Ivan da bambino aveva sognato a lungo il mare. Desiderava vederlo fin da quando, in tempi lontani, ne aveva scoperto l’esistenza grazie alla cartolina giunta da una coppia di parenti in viaggio di nozze: evento eccezionale perché nessuno aveva l’abitudine di inviare cartoline di saluti alla sua famiglia. Jadransko More, Mare Adriatico, era il laconico nome in croato dato al paesaggio raffigurante una folta pineta su una lingua di sabbia dorata accarezzata dal blu cobalto. Ivan per giorni aveva ammirato quel paesaggio, prima che scomparisse in una scatola di cartone in cui la madre custodiva foto e documenti ritenuti degni di attenzione. Come il suo certificato di battesimo e la croce consegnata dal prete quando aveva partecipato per la prima volta al rito della comunione. La religiosità della sua famiglia era tanto grande, quanto la povertà della gente del piccolo villaggio in cui viveva. Tutto ruotava intorno ai riti e alle cerimonie religiose.


Ivan ricordava spesso la sua infanzia, mentre guardava i biondi tedeschini che serviva in quell’hotel internazionale sull’isola della Dalmazia. Una delle poche isole abitate, sicuramente una delle più note. L’albergo di internazionale aveva solo il nome perché tutto era studiato e predisposto per avventori tedeschi: in particolar modo la cucina, tragicamente insopportabile per i pochi italiani che capitavano in quella struttura. La lingua ufficiale era il tedesco: il croato, l’idioma locale, era usato solo dalla gente di servizio. Ivan lavorava ai tavoli e in cucina, per dieci ore al giorno. Nel sabato libero, poteva concedersi una passeggiata sul lungomare, tra quei pini che lo facevano fantasticare da piccolo.
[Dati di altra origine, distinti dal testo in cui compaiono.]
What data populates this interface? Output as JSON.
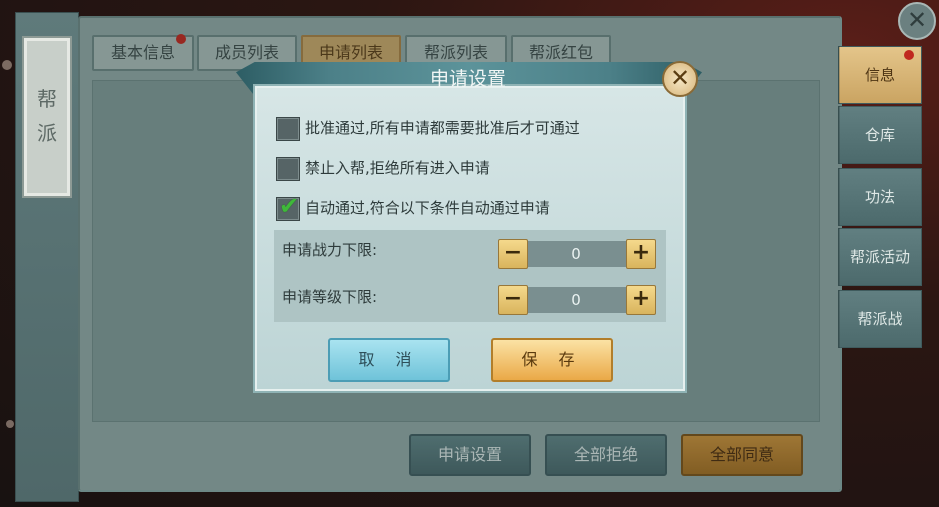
{
  "side_banner": {
    "char1": "帮",
    "char2": "派"
  },
  "tabs": [
    {
      "label": "基本信息",
      "badge": true
    },
    {
      "label": "成员列表",
      "badge": false
    },
    {
      "label": "申请列表",
      "badge": false,
      "active": true
    },
    {
      "label": "帮派列表",
      "badge": false
    },
    {
      "label": "帮派红包",
      "badge": false
    }
  ],
  "right_menu": [
    {
      "label": "信息",
      "active": true,
      "badge": true
    },
    {
      "label": "仓库"
    },
    {
      "label": "功法"
    },
    {
      "label": "帮派活动"
    },
    {
      "label": "帮派战"
    }
  ],
  "bottom_buttons": {
    "apply_settings": "申请设置",
    "reject_all": "全部拒绝",
    "accept_all": "全部同意"
  },
  "dialog": {
    "title": "申请设置",
    "options": [
      {
        "label": "批准通过,所有申请都需要批准后才可通过",
        "checked": false
      },
      {
        "label": "禁止入帮,拒绝所有进入申请",
        "checked": false
      },
      {
        "label": "自动通过,符合以下条件自动通过申请",
        "checked": true
      }
    ],
    "conditions": [
      {
        "label": "申请战力下限:",
        "value": "0"
      },
      {
        "label": "申请等级下限:",
        "value": "0"
      }
    ],
    "cancel_label": "取 消",
    "save_label": "保 存"
  },
  "icons": {
    "close": "close-icon",
    "minus": "minus-icon",
    "plus": "plus-icon",
    "check": "checkmark-icon"
  },
  "colors": {
    "accent_gold": "#e6b85c",
    "panel_teal": "#8fa9a6",
    "check_green": "#3fb83a"
  }
}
Passeggiava tra bagnanti e bancarelle e spesso si soffermava a salutare Petro, quando questi non era impegnato ad accompagnare i turisti nel giro dell’isola. Petro era stato suo ufficiale fino a pochi anni prima, nelle truppe di prima linea sul fronte bosniaco. Un soldato ritenuto valorosissimo e coraggioso agli inizi della guerra, per trasformarsi nel tempo, insieme a tanti altri croati, ma anche a bosniaci e a serbi, in sanguinario giustiziere di inimmaginabili crudeltà viste e narrate. Il giustiziere che si trasforma in carnefice.
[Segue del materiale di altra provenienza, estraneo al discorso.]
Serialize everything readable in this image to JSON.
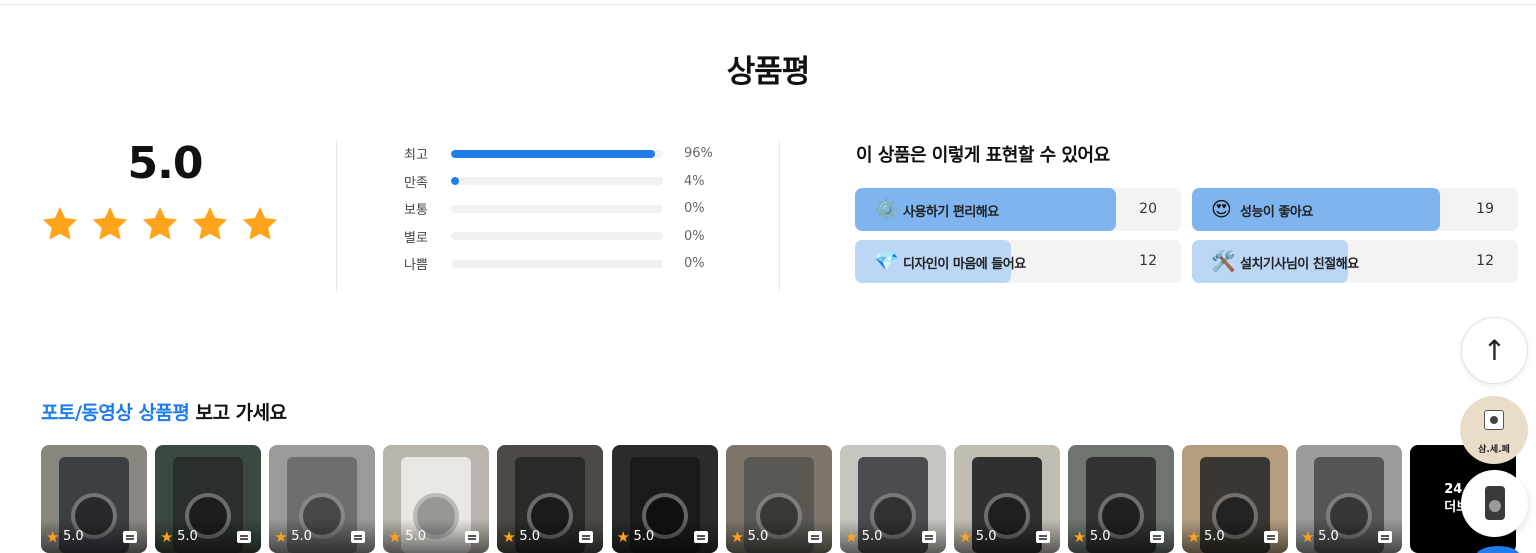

La mutazione era avvenuta in Ivan, in Petro e in chissà quanti altri valorosi guerrieri, difensori di identità religiose e nazionali. Una scheggia aveva deturpato il bel viso di Ivan. Proprio sotto l’occhio destro, la cicatrice tirava verso il lato superiore della faccia. Ma non erano solo Petro e la cicatrice a riportarlo indietro nel tempo: era soprattutto la festosa allegria dei bambini in vacanza. La sua mente registrava il loro chiasso durante le ore di lavoro per restituirglielo, poi, nei momenti di tranquillità. La passeggiata settimanale era uno di questi. Ivan, fra i turisti distratti, sentiva il sangue pulsare, il malessere crescere e la fronte bagnarsi di sudore. Affrettava il passo e poi iniziava a correre, sempre più velocemente, con quelle grida di bambini che rimbombavano dentro la sua testa e che lo inseguivano, più veloci delle sue falcate.

Altre voci e urla strazianti comparivano inesorabilmente, lacerandolo senza tregua in quella corsa impazzita lungo la riva dello Jadransko More. Avrebbero accompagnato per sempre i ricordi  dei  bambini terrorizzati che scappavano verso il campo minato dietro la minaccia dei fucili dei soldati, valorosi difensori dell’identità religiosa e nazionale.